Even if that 79% value turns out to be inflated, a vaccine that is 70% effective at preventing symptomatic disease could still be useful, Moody says. More importantly, he thinks the emphasis on how effective the vaccines are at preventing symptomatic disease—which includes mild and moderate cases—is overshadowing the more important result of this trial: the 100% protection against severe disease and death. “The vaccine looks like it is doing what we want it to do.”

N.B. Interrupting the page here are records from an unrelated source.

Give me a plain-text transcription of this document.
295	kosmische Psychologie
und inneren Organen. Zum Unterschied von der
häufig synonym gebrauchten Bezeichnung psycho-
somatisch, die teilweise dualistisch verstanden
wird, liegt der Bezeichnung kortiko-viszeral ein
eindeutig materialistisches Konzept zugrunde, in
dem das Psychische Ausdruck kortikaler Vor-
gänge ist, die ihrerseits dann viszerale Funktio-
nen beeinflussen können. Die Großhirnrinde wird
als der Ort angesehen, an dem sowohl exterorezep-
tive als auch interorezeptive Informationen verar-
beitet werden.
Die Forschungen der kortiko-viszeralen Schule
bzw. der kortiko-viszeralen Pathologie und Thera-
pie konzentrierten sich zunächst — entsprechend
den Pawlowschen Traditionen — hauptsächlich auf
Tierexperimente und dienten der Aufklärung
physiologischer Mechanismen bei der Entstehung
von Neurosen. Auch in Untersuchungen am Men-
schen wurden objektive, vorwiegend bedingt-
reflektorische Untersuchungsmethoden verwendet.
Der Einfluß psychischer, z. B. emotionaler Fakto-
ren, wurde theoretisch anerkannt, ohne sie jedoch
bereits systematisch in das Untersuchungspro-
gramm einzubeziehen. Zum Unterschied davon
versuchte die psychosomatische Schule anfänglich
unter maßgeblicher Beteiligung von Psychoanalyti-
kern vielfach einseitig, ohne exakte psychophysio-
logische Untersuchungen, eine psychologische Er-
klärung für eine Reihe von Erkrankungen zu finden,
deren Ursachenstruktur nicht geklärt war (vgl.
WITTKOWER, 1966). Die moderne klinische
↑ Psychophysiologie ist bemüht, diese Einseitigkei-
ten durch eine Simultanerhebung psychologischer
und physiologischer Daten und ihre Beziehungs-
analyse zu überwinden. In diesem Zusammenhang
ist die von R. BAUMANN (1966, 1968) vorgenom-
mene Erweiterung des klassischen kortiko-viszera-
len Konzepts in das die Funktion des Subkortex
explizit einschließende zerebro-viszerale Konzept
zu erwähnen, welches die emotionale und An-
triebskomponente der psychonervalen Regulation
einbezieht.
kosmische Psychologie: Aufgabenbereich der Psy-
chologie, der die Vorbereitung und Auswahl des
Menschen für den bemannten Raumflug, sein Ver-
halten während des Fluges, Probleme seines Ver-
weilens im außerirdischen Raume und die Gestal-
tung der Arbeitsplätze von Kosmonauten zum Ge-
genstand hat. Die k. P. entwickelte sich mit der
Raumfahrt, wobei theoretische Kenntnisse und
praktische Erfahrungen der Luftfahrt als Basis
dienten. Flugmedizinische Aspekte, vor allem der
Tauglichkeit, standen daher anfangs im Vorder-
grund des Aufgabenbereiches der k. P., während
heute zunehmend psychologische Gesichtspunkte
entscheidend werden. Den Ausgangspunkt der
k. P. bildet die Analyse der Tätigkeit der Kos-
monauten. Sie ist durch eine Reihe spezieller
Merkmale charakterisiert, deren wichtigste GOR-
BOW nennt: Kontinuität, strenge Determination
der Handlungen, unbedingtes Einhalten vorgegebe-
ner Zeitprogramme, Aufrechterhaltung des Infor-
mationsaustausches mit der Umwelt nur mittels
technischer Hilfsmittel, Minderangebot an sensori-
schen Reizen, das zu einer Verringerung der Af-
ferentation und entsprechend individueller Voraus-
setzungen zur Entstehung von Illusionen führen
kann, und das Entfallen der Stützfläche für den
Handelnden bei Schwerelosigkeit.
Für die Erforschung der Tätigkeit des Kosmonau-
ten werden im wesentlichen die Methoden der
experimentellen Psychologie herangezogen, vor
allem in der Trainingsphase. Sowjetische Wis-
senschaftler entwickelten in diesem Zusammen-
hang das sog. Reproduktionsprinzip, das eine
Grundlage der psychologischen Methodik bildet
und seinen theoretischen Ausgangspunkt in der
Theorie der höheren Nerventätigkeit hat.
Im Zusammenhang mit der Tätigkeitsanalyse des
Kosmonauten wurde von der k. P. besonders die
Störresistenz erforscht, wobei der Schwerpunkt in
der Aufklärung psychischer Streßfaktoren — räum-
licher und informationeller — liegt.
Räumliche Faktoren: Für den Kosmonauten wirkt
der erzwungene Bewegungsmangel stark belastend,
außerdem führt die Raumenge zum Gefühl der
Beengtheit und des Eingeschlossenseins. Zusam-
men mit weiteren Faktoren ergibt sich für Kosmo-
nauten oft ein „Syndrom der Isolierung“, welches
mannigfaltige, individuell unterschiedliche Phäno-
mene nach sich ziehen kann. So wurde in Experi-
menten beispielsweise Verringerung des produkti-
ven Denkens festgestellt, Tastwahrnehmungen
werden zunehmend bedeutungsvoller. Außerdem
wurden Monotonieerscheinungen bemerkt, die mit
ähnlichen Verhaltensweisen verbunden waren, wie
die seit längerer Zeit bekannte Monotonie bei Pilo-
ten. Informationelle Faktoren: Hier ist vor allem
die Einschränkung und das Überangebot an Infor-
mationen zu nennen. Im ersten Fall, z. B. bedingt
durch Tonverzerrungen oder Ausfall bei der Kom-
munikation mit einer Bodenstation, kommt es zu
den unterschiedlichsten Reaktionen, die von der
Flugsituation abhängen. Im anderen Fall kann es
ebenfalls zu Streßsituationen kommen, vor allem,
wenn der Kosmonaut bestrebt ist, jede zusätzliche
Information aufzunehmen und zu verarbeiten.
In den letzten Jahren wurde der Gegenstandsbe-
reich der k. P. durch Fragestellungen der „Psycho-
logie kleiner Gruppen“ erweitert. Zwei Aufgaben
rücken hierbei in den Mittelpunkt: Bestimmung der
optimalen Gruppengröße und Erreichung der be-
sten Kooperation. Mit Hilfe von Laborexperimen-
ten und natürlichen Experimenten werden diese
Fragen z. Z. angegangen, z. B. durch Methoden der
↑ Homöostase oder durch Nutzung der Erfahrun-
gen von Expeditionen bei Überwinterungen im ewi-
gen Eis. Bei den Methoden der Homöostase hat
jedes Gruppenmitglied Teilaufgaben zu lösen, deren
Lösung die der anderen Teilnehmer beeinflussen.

AstraZeneca says it plans to submit data to the FDA in the coming weeks for authorization of its vaccine. The firm is likely to face a grilling from the vaccine advisory committee that votes on whether the agency should authorize the shots. The company will likely need to address the safety of its vaccines, the discrepancies in the numbers reported in its clinical trials, and whether the vaccine will be effective against new circulating variants of the coronavirus.

A trial in South Africa found that the shot was only 22% effective at preventing mild or moderate COVID-19 in the country, where a variant of the virus called B.1.351 is widely circulating. That variant, and others like it, are now in the US and other countries.

If the vaccine earns authorization for distribution in the US, it might not arrive in time to help curb the pandemic. The US government said it would have enough shots from Pfizer, Moderna, and Johnson & Johnson for every adult in the US by the end of May. It’s unclear what use, if any, will remain for AstraZeneca’s vaccine in the US. “It is a good question, and not one that we have a firm answer to,” Moody says. “Having more options is not a bad thing, especially one that doesn’t have the big cold chain issue like the Pfizer and Moderna vaccines do.”

The vaccine, with its lower cost and less-stringent storage requirements, is already helpful in low-income countries and could be useful in rural areas in the US. Researchers fear the repercussions of AstraZeneca’s debacle could negatively impact the national and global vaccine rollout.

“People who are skeptical about vaccines already will point to legitimate news articles and say that there are issues with this vaccine and therefore all vaccines,” Hallman says. “The way that the communications was handled just feeds into people’s worst intuitions about the speed with which these vaccines were put together and rolled out.”

“What makes me so sad is that this is a really good vaccine, but the way that they get across their messaging is just confusing everyone, including me,” Ertl says. “The science backs up the vaccine,” she adds. “A bad PR job should not undermine a good vaccine.”